Trois autres chapitres (6, 7 et 9) abordent d’autres fonctions du consistoire. Le chapitre 6 traite de l’assistance sociale à Nîmes, à la fin du XVIe siècle. Le consistoire dispose de fonds provenant de legs pieux et de quêtes. Les revenus sont gérés par une ancien servant comme « receveur des pauvres » et par un diacre appelé « basynier » ou « diacre du bassin des pauvres » (p. 162). L’aide aux pauvres est variée. Cela va du financement de l’apprentissage des garçons au don de vêtements. En aucun cas, il ne s’agit d’encourager l’oisiveté ou le vagabondage. L’auteur identifie contribuables et bénéficiaires de ces aides. Les pauvres dépassent les 4 à 5 % de la population. Les disponibilités financières de l’Église ne permettent pas une assistance continue (p. 184). Le chapitre 7 aborde une question souvent négligée par l’historiographie, celle du catéchisme dans le monde réformé. Les registres consistoriaux sont encore ici de précieuses sources. Le catéchisme – le « petit » pour les enfants, le « grand » pour les adultes – n’est pas toujours conduit par des pasteurs. Anciens et diacres ont toute leur place, en particulier dans le monde rural. Tout cela serait une « manifestation éminente de la ‘culture laïque’ promue par la Réforme » (p. 202). Le chapitre 9 suggère aussi l’ampleur des informations contenues dans les délibérations consistoriales. Raymond Mentzer aborde ici les rapports entre les Églises réformées et les arts plastiques. Les registres donnent de précieuses informations sur l’architecture, le décor ou le mobilier des temples. L’auteur consacre d’excellents développements à l’introduction des bancs dans les temples (p. 236-241) ou à l’usage des méreaux, ces jetons métalliques dont on se sert alors pour contrôler l’accès à la Cène (p. 246-257).

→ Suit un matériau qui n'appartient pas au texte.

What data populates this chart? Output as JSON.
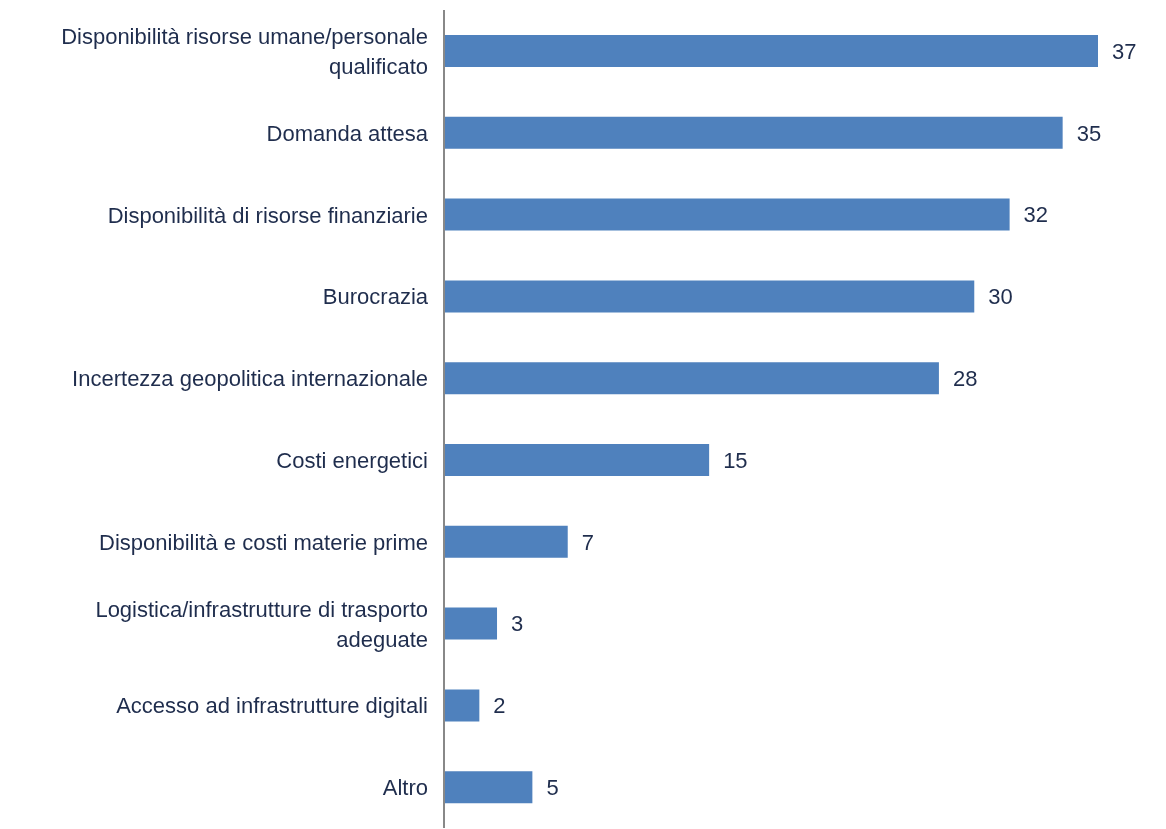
{
  "chart_data": {
    "type": "bar",
    "orientation": "horizontal",
    "categories": [
      "Disponibilità risorse umane/personale qualificato",
      "Domanda attesa",
      "Disponibilità di risorse finanziarie",
      "Burocrazia",
      "Incertezza geopolitica internazionale",
      "Costi energetici",
      "Disponibilità e costi materie prime",
      "Logistica/infrastrutture di trasporto adeguate",
      "Accesso ad infrastrutture digitali",
      "Altro"
    ],
    "values": [
      37,
      35,
      32,
      30,
      28,
      15,
      7,
      3,
      2,
      5
    ],
    "color": "#4f81bd",
    "data_labels": true,
    "grid": false,
    "legend": false
  }
}
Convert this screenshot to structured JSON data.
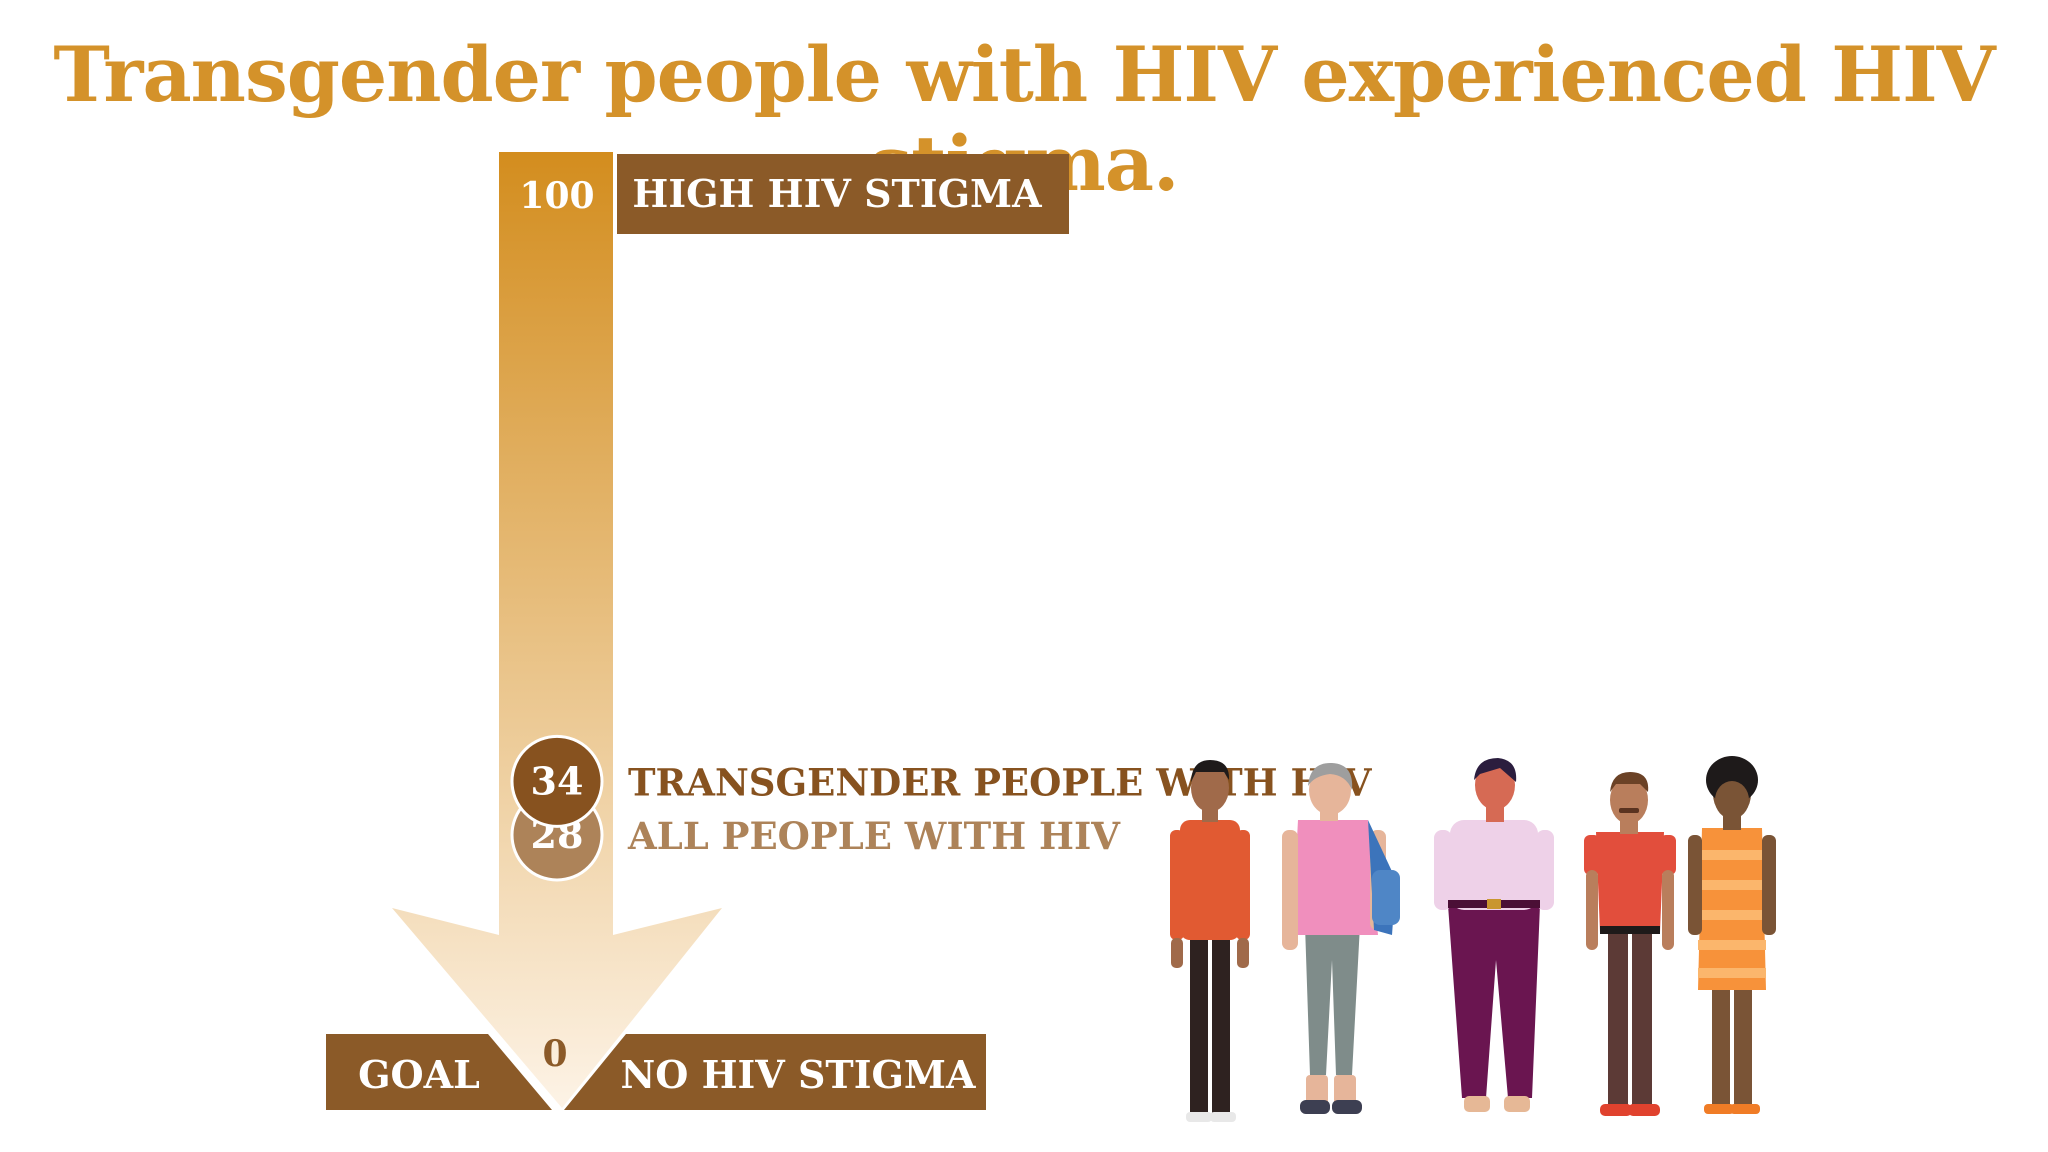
{
  "title": "Transgender people with HIV experienced HIV stigma.",
  "chart_data": {
    "type": "bar",
    "scale": {
      "min": 0,
      "max": 100,
      "min_label": "0",
      "max_label": "100"
    },
    "top_label": "HIGH HIV STIGMA",
    "bottom_left_label": "GOAL",
    "bottom_right_label": "NO HIV STIGMA",
    "series": [
      {
        "name": "TRANSGENDER PEOPLE WITH HIV",
        "value": 34,
        "value_label": "34"
      },
      {
        "name": "ALL PEOPLE WITH HIV",
        "value": 28,
        "value_label": "28"
      }
    ]
  },
  "colors": {
    "title": "#d4922a",
    "arrow_top": "#d38d1e",
    "arrow_bottom": "#fdf3e6",
    "brown_box": "#8b5a28",
    "series_dark": "#87521f",
    "series_light": "#ad8359"
  },
  "illustration": {
    "icon": "group-of-people-illustration"
  }
}
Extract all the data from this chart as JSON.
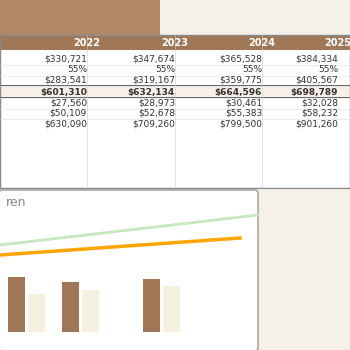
{
  "header_bg": "#a07858",
  "header_text_color": "#ffffff",
  "years": [
    "2022",
    "2023",
    "2024",
    "2025"
  ],
  "rows": [
    [
      "$330,721",
      "$347,674",
      "$365,528",
      "$384,334"
    ],
    [
      "55%",
      "55%",
      "55%",
      "55%"
    ],
    [
      "$283,541",
      "$319,167",
      "$359,775",
      "$405,567"
    ],
    [
      "$601,310",
      "$632,134",
      "$664,596",
      "$698,789"
    ],
    [
      "$27,560",
      "$28,973",
      "$30,461",
      "$32,028"
    ],
    [
      "$50,109",
      "$52,678",
      "$55,383",
      "$58,232"
    ],
    [
      "$630,090",
      "$709,260",
      "$799,500",
      "$901,260"
    ]
  ],
  "bold_row": 3,
  "top_rect_color": "#b08868",
  "chart_border_color": "#999999",
  "chart_bg": "#ffffff",
  "label_text": "ren",
  "label_color": "#888888",
  "line1_color": "#c8e6c0",
  "line2_color": "#ffa500",
  "bar_colors": [
    "#a07858",
    "#f5f0e0",
    "#a07858",
    "#f5f0e0",
    "#a07858",
    "#f5f0e0"
  ],
  "table_border_color": "#888888",
  "bold_row_border": "#666666",
  "bg_color": "#f5f0e8"
}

Enfin, deux chapitres (10 et 11) se situent en marge de la problématique générale du livre. Le premier s’intéresse à la chambre de l’Édit du Languedoc. L’édit de Nantes (1598) institue des chambres spéciales, rattachées aux divers parlements du royaume et chargées de juger en appel les procès dans lesquels au moins une des parties est de confession réformée. La chambre du Languedoc, qui siège à Castres, est dite mi-partie : elle compte autant de conseillers protestants que de magistrats catholiques. L’auteur revient sur les origines de cette chambre. La première tentative d’installation a lieu en 1568. A la fin du XVIe et au début du XVIIe siècle, la chambre assure une sécurité juridique aux protestants et participe à la mise en œuvre de la coexistence confessionnelle (p. 274-275). Un dernier chapitre raconte l’histoire d’un mariage malheureux, celui de Roze de Correch (1592-1637) et de Pierre de Lacger (1577-1655), deux représentants d’éminentes familles protestantes castraises. Comme le reconnaît l’auteur dans sa préface, ces deux derniers chapitres présentent des aspects « moins ecclésiastiques » de la société huguenote (p. 14). La cohérence de l’ouvrage en est quelque peu affaiblie.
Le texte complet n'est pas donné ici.